Lemonade, an hour-long docu-style music video explained as “a conceptual project based on every woman’s journey of self-knowledge and healing,” presented Beyonce in concert with a brilliant array of Black and brown women. For many, it felt like a first-time reach into hundreds of years’ worth of Black girl magic and magnanimity, portraying the bodies, memories, hopes, and histories of women in relationship to the world around them — more specifically in relationship with their men and children.

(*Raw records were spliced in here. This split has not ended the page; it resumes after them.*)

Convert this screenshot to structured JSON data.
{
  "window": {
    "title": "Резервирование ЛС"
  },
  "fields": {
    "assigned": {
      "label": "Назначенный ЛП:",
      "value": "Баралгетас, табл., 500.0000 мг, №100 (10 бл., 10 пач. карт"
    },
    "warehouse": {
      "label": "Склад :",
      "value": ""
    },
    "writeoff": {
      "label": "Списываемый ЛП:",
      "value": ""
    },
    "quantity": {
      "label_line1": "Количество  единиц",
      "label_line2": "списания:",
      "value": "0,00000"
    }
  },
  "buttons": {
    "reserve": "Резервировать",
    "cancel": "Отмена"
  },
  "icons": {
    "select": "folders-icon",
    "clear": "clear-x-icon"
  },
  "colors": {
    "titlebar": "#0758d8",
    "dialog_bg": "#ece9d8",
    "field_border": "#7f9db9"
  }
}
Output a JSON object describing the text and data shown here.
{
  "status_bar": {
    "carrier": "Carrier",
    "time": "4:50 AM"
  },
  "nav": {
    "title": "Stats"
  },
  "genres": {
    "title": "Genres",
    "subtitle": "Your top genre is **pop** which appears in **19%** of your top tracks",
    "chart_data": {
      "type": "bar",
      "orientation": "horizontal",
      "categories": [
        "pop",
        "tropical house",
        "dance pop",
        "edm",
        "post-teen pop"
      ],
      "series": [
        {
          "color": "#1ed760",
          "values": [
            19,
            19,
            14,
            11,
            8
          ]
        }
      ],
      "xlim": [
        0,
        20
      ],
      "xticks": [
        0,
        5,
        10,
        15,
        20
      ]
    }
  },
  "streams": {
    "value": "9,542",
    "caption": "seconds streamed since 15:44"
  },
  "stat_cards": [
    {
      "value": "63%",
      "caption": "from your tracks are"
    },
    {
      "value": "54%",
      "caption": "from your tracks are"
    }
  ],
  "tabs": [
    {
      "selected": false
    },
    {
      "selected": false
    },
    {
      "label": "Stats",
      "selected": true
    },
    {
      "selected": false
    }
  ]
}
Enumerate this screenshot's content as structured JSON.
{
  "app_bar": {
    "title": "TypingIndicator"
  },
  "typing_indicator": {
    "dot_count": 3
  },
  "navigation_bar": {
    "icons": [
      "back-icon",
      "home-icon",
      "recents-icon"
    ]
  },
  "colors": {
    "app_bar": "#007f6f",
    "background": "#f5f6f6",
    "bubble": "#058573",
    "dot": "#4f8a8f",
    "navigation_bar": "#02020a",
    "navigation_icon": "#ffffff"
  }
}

While a number of women were moved by seeing reflections of their most intimate thoughts and struggles at the forefront of mainstream media, many viewers were even more moved by the homage and intertextuality insisted upon through an evocation of centuries worth of Black women’s creativity. Though it might have been the first time mainstream America witnessed the creative lens of the Black woman turned in on herself, it was not the first time Black women had reflected upon themselves as a connective, generative force. Lemonade would not have been possible without a longstanding global endeavor to “revere the Black woman,” as termed by jazz musician Abbey Lincoln in 1966.
Now, Oakland artists and curators Karen Seneferu and Melorra Green are presenting The Black Woman is God: Reprogramming that God Code at SOMArts (934 Brannan St., San Francisco), an interdisciplinary show featuring work by more than sixty artists that, too, reveres the Black woman — and it couldn’t be more timely.